Weźcie pod uwagę, że recenzja ta jest pisana z perspektywy wielkiego fana grindcore, powerviolence, hardcore punku i pochodnych. Ktoś mniej obeznany w tych klimatach może narzekać, a to na brak odkrywczości, a to na duże podobieństwa między poszczególnymi kompozycjami, a to na wtórność, cośtamcośtam. Mnie niespecjalnie interesuje, że przed Human Cull byli Insect Warfare, a jeszcze wcześniej Napalm Death i S.O.B. Chłopaki grają z duszą, werwą i gniewem.
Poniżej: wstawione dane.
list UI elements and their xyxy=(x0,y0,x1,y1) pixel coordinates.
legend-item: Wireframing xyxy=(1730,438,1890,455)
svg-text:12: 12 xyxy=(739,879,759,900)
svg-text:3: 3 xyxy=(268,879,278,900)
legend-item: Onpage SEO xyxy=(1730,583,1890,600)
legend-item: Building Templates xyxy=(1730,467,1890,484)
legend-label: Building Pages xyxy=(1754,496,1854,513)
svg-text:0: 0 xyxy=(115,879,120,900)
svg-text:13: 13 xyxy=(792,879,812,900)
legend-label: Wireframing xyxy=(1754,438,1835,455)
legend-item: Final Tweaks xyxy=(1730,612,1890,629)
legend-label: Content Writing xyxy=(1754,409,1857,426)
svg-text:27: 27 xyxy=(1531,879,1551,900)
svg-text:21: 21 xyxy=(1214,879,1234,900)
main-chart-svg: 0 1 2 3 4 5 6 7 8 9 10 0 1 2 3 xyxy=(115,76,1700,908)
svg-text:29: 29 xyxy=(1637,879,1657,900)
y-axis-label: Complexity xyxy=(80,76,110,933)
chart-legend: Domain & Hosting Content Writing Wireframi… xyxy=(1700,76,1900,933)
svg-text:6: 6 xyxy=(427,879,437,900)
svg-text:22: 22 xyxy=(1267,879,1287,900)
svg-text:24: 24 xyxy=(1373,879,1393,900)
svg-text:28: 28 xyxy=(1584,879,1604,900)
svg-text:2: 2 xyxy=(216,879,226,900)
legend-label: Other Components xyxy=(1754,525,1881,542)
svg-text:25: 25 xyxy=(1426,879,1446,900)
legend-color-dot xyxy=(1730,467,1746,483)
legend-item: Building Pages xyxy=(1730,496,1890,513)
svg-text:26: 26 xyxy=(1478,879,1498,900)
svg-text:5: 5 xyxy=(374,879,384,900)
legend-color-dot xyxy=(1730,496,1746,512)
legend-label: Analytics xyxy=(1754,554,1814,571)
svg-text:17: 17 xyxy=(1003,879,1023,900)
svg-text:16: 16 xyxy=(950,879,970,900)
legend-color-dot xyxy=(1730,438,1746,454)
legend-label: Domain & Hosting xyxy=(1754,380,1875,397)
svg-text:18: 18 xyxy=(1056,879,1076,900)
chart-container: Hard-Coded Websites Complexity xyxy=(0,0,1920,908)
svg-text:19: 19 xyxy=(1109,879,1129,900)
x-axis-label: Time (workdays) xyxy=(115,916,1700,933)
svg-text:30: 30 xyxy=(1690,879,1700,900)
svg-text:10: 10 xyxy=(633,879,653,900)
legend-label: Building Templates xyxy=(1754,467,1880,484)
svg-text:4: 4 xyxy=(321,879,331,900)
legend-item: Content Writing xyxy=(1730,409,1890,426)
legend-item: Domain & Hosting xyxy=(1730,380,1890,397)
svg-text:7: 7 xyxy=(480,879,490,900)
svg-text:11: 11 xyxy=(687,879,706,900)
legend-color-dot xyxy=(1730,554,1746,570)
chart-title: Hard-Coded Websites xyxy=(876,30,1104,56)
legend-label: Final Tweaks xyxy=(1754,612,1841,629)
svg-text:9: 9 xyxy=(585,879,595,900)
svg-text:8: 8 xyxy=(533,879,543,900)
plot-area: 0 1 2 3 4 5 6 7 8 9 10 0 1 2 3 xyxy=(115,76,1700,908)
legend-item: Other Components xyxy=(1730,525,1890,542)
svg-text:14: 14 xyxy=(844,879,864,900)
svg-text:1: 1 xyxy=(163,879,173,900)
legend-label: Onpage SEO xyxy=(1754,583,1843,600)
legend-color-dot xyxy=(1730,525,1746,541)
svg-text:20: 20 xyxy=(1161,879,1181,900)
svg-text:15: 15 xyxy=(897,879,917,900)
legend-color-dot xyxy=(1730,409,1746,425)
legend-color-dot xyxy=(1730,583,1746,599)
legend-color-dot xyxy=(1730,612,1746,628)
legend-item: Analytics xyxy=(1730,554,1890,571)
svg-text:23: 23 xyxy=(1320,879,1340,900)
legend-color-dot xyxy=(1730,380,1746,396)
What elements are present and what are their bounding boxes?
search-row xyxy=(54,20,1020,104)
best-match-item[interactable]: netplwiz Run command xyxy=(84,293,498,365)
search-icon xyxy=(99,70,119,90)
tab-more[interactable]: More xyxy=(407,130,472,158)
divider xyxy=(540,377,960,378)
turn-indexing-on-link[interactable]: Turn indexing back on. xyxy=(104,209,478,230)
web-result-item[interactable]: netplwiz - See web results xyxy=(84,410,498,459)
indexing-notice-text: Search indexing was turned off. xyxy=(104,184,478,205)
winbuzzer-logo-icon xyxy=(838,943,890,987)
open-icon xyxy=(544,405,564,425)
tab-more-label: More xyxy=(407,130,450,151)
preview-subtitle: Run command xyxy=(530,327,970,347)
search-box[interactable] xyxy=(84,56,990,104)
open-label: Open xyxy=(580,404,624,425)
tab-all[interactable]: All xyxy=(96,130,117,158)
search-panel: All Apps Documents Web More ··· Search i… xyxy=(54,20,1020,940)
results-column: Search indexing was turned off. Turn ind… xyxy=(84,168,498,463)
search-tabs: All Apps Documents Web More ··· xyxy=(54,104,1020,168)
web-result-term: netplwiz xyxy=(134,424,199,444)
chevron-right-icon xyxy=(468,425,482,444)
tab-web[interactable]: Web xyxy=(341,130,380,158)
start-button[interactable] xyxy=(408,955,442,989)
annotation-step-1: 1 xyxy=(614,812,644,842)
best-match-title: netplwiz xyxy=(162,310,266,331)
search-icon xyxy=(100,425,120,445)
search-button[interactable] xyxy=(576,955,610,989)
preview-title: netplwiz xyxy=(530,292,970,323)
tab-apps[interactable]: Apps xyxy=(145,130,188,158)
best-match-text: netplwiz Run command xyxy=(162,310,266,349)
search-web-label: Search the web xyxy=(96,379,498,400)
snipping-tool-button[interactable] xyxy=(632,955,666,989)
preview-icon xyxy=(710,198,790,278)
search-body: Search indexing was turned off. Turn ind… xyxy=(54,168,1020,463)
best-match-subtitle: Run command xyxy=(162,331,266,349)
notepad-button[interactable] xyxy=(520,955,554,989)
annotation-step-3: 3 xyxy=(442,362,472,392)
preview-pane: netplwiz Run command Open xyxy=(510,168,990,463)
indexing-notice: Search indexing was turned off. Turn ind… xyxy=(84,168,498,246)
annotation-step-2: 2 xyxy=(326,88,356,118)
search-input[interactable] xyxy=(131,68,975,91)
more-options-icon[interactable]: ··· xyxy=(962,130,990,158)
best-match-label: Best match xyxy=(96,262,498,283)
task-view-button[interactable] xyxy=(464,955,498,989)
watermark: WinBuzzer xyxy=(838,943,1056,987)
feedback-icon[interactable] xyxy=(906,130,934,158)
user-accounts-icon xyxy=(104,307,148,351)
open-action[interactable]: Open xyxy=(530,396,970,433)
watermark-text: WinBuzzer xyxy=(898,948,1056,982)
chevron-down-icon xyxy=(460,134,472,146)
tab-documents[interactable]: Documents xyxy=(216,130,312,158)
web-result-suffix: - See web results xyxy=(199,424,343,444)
I wychodzi im to świetnie.

Bardzo lubię takie nagrania. Poprawiają mi dzień, napełniają energią, no i świetnie się ich słucha. Czekam na więcej furii od Human Cull, Stillborn Nation wyszło im bardzo zacnie.

Ocena: 8,5/10

Kapitan Bajeczny
Latest posts by Kapitan Bajeczny (see all)
(Visited 1 times, 1 visits today)

Tagi: , , , , , , , .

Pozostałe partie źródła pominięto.